Revolutionary Psoriasis Treatments

The National Psoriasis Foundation began with a simple classified ad in a Portland, OR newspaper in 1966. Beverly Foster’s husband inquired in the ad if other people suffered as his 30 year old wife had with a skin disorder. Over 100 calls came in and the next year the Psoriasis Foundation was born.

Despite their best efforts, today Psoriasis affects not 100 Oregonians, but 7,500,000 Americans. About $11 billion dollars are spent annually on direct and indirect costs of the disease.

Recently, a headline read: 3 Drug makers Developing Revolutionary Psoriasis Treatments. Should we all be excited with this headline?

MY TAKE: I have absolutely no idea what drugs exist today for Psoriasis, nor can I even pronounce these newly developed drugs, but as the article pointed out, “some predict that the worldwide market for Psoriasis drugs could double by 2022 to more than $7.6 billion.” Great news….for drug company investors, but what about patients?

David Weakley, MD was an open minded Dallas dermatologist who told me that doctors in his field really couldn’t help Psoriasis patients other than temporarily with cortisone and UV light boxes. “I wish we knew the cause of it,” he told me one day. I asked him if he would help me confirm my suspicions on the fungus link to Psoriasis. If he would prescribe two drugs, Diflucan and Nystatin for 20 of his many Psoriasis patients, I would place them on my Kaufmann 1 diet during the month they were on these drugs.
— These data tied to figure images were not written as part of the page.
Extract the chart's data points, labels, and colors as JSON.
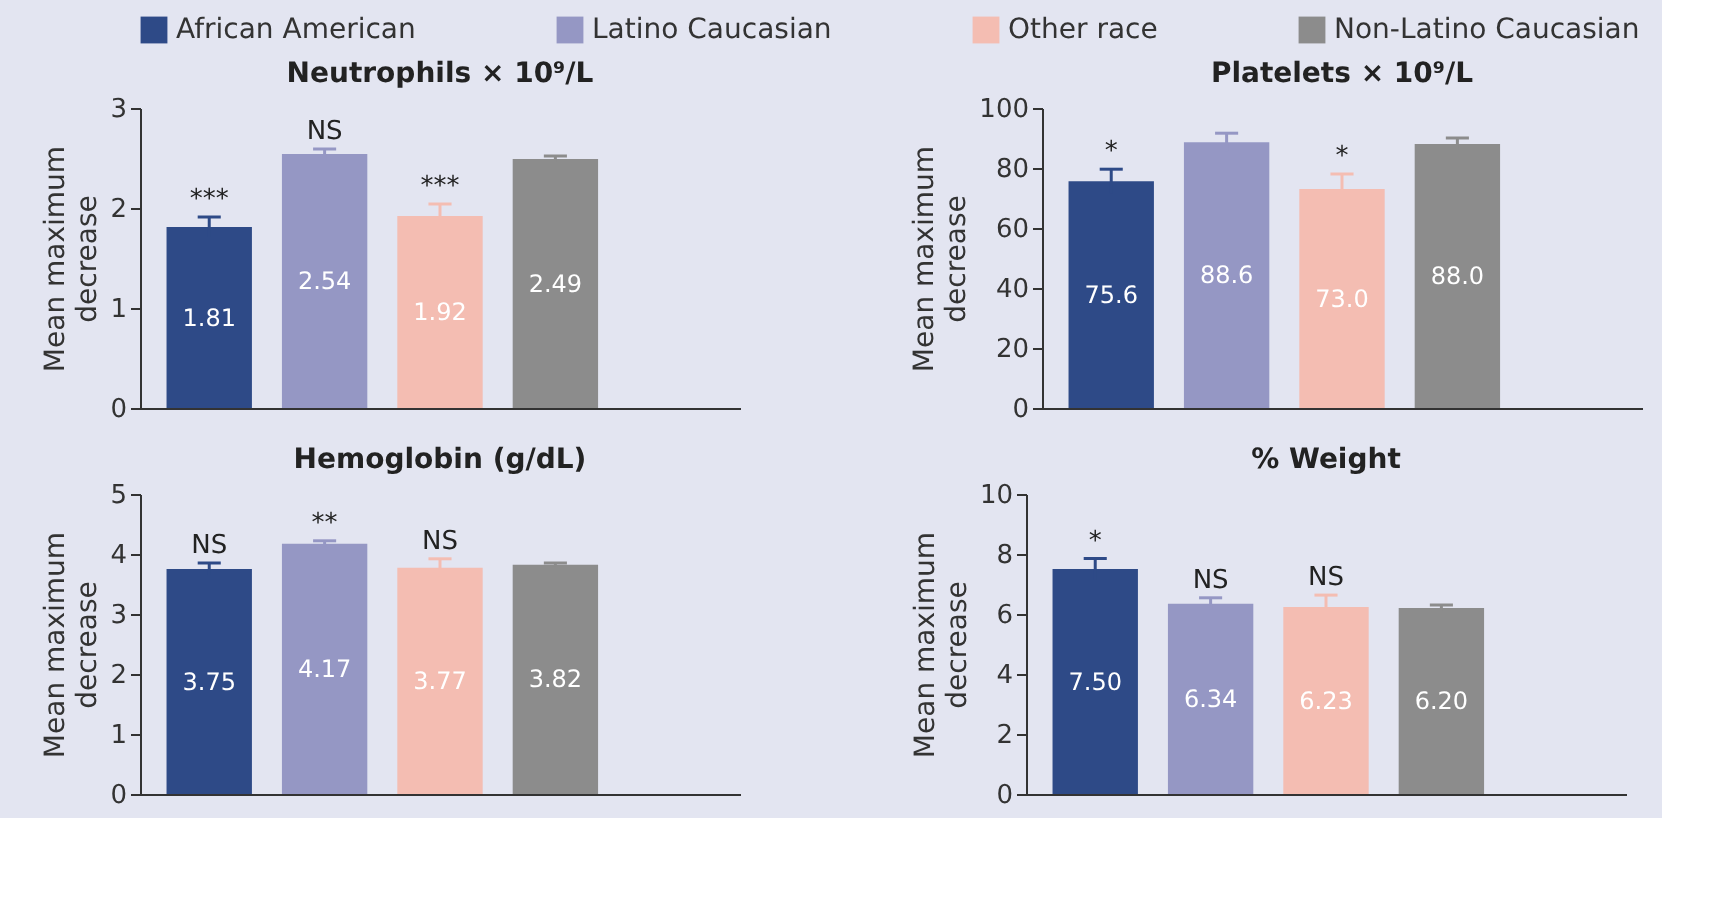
{
  "chart_data": [
    {
      "type": "bar",
      "title": "Neutrophils × 10⁹/L",
      "ylabel": "Mean maximum decrease",
      "categories": [
        null
      ],
      "ylim": [
        0,
        3
      ],
      "yticks": [
        0,
        1,
        2,
        3
      ],
      "tick_labels": "y",
      "legend": "top",
      "series": [
        {
          "name": "African American",
          "color": "#2e4a87",
          "values": [
            1.81
          ],
          "value_labels": [
            "1.81"
          ],
          "errors": [
            0.1
          ]
        },
        {
          "name": "Latino Caucasian",
          "color": "#9597c4",
          "values": [
            2.54
          ],
          "value_labels": [
            "2.54"
          ],
          "errors": [
            0.05
          ]
        },
        {
          "name": "Other race",
          "color": "#f4bdb2",
          "values": [
            1.92
          ],
          "value_labels": [
            "1.92"
          ],
          "errors": [
            0.12
          ]
        },
        {
          "name": "Non-Latino Caucasian",
          "color": "#8c8c8c",
          "values": [
            2.49
          ],
          "value_labels": [
            "2.49"
          ],
          "errors": [
            0.03
          ]
        }
      ],
      "annotations": [
        {
          "text": "***",
          "y": 1.81
        },
        {
          "text": "NS",
          "y": 2.54
        },
        {
          "text": "***",
          "y": 1.92
        }
      ]
    },
    {
      "type": "bar",
      "title": "Platelets × 10⁹/L",
      "ylabel": "Mean maximum decrease",
      "categories": [
        null
      ],
      "ylim": [
        0,
        100
      ],
      "yticks": [
        0,
        20,
        40,
        60,
        80,
        100
      ],
      "tick_labels": "y",
      "series": [
        {
          "color": "#2e4a87",
          "values": [
            75.6
          ],
          "value_labels": [
            "75.6"
          ],
          "errors": [
            4
          ]
        },
        {
          "color": "#9597c4",
          "values": [
            88.6
          ],
          "value_labels": [
            "88.6"
          ],
          "errors": [
            3
          ]
        },
        {
          "color": "#f4bdb2",
          "values": [
            73.0
          ],
          "value_labels": [
            "73.0"
          ],
          "errors": [
            5
          ]
        },
        {
          "color": "#8c8c8c",
          "values": [
            88.0
          ],
          "value_labels": [
            "88.0"
          ],
          "errors": [
            2
          ]
        }
      ],
      "annotations": [
        {
          "text": "*",
          "y": 75.6
        },
        {
          "text": "*",
          "y": 73.0
        }
      ]
    },
    {
      "type": "bar",
      "title": "Hemoglobin (g/dL)",
      "ylabel": "Mean maximum decrease",
      "categories": [
        null
      ],
      "ylim": [
        0,
        5
      ],
      "yticks": [
        0,
        1,
        2,
        3,
        4,
        5
      ],
      "tick_labels": "y",
      "series": [
        {
          "color": "#2e4a87",
          "values": [
            3.75
          ],
          "value_labels": [
            "3.75"
          ],
          "errors": [
            0.1
          ]
        },
        {
          "color": "#9597c4",
          "values": [
            4.17
          ],
          "value_labels": [
            "4.17"
          ],
          "errors": [
            0.05
          ]
        },
        {
          "color": "#f4bdb2",
          "values": [
            3.77
          ],
          "value_labels": [
            "3.77"
          ],
          "errors": [
            0.15
          ]
        },
        {
          "color": "#8c8c8c",
          "values": [
            3.82
          ],
          "value_labels": [
            "3.82"
          ],
          "errors": [
            0.03
          ]
        }
      ],
      "annotations": [
        {
          "text": "NS",
          "y": 3.75
        },
        {
          "text": "**",
          "y": 4.17
        },
        {
          "text": "NS",
          "y": 3.77
        }
      ]
    },
    {
      "type": "bar",
      "title": "% Weight",
      "ylabel": "Mean maximum decrease",
      "categories": [
        null
      ],
      "ylim": [
        0,
        10
      ],
      "yticks": [
        0,
        2,
        4,
        6,
        8,
        10
      ],
      "tick_labels": "y",
      "series": [
        {
          "color": "#2e4a87",
          "values": [
            7.5
          ],
          "value_labels": [
            "7.50"
          ],
          "errors": [
            0.35
          ]
        },
        {
          "color": "#9597c4",
          "values": [
            6.34
          ],
          "value_labels": [
            "6.34"
          ],
          "errors": [
            0.2
          ]
        },
        {
          "color": "#f4bdb2",
          "values": [
            6.23
          ],
          "value_labels": [
            "6.23"
          ],
          "errors": [
            0.4
          ]
        },
        {
          "color": "#8c8c8c",
          "values": [
            6.2
          ],
          "value_labels": [
            "6.20"
          ],
          "errors": [
            0.1
          ]
        }
      ],
      "annotations": [
        {
          "text": "*",
          "y": 7.5
        },
        {
          "text": "NS",
          "y": 6.34
        },
        {
          "text": "NS",
          "y": 6.23
        }
      ]
    }
  ]
}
The results proved to him and confirmed to me that some Psoriasis patients suffer from systemic yeast problems. The small study was never concluded as Dr. Weakley passed before it ever got published. But he did let me offer the antifungal approach to many others with Psoriasis (and other conditions) after witnessing the successes that he did.

To me, the diet and antifungal drugs were the “revolutionary Psoriasis treatments” because they offered hope. These 3 new drugs will likely hush symptoms for 4-6 hours at a time, thereby becoming the same “expensive urine” temporary treatments that so many allopathic doctors have long accused safe supplements of being.